In fact, if looking back at Figure 4, the concentration is not uniform over the particle surface and there is no spherical symmetry inside it. The only symmetry that holds for particles is the one established with respect to the plane passing for the ensemble axis and normal to the open boundary.
Nevertheless, the overall result of integration provides a substantial equivalence with the analytical solution. This occurs even in zones of ensemble where decane concentration and reaction rate are extremely low. If the internal effectiveness factor is calculated according to the second method (EV), the results of Figure 6 are obtained.

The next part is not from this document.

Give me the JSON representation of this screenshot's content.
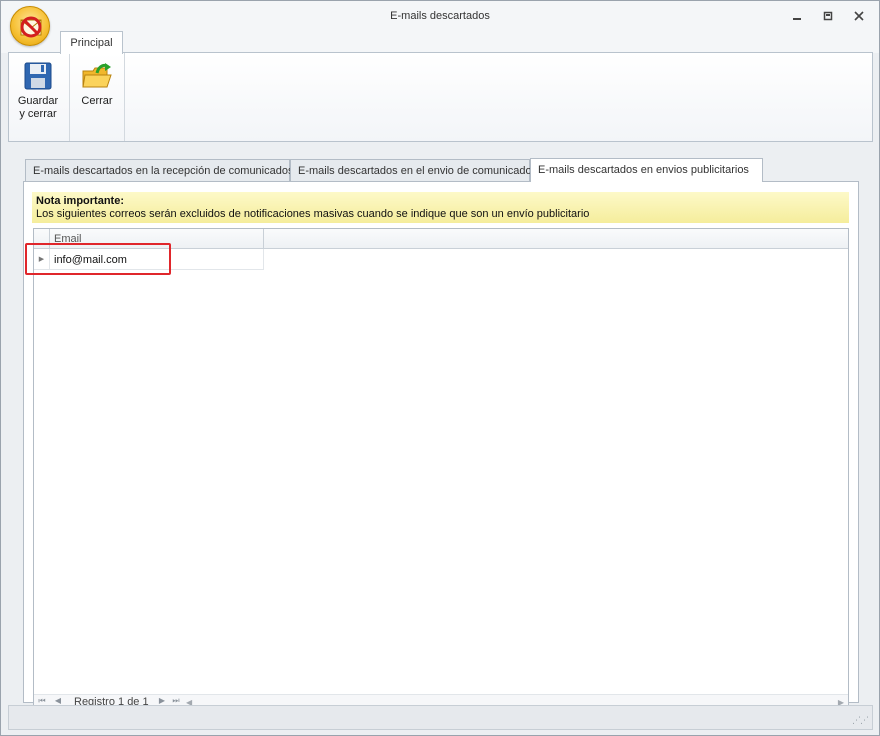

Profiles of the internal effectiveness factor at several temperatures for different values of tortuosity calculated with the “Equisized-Volume” (EV) method for tortuosity values of (a) 3 and (b) 10. d Pore = 5 nm.
As shown in figure, the EV method provides results almost equivalent to those from the theory in spherical symmetry even in the case at 300 °C and τ Part = 10 (about 1.0% of discrepancy). This indicates that the differences between the SbS and EV methods could be not neglected when reaction is significantly faster than Knudsen diffusion.
To check these expectations and provide a more general view of the situation, the internal effectiveness factor (averaged along the ensemble profiles) is shown in Figure 7 as a function of the Thiele modulus (ϕ), which includes the dependence of η Int on the different factors investigated in the present paper (i.e., temperature, particle tortuosity and mean pore diameter).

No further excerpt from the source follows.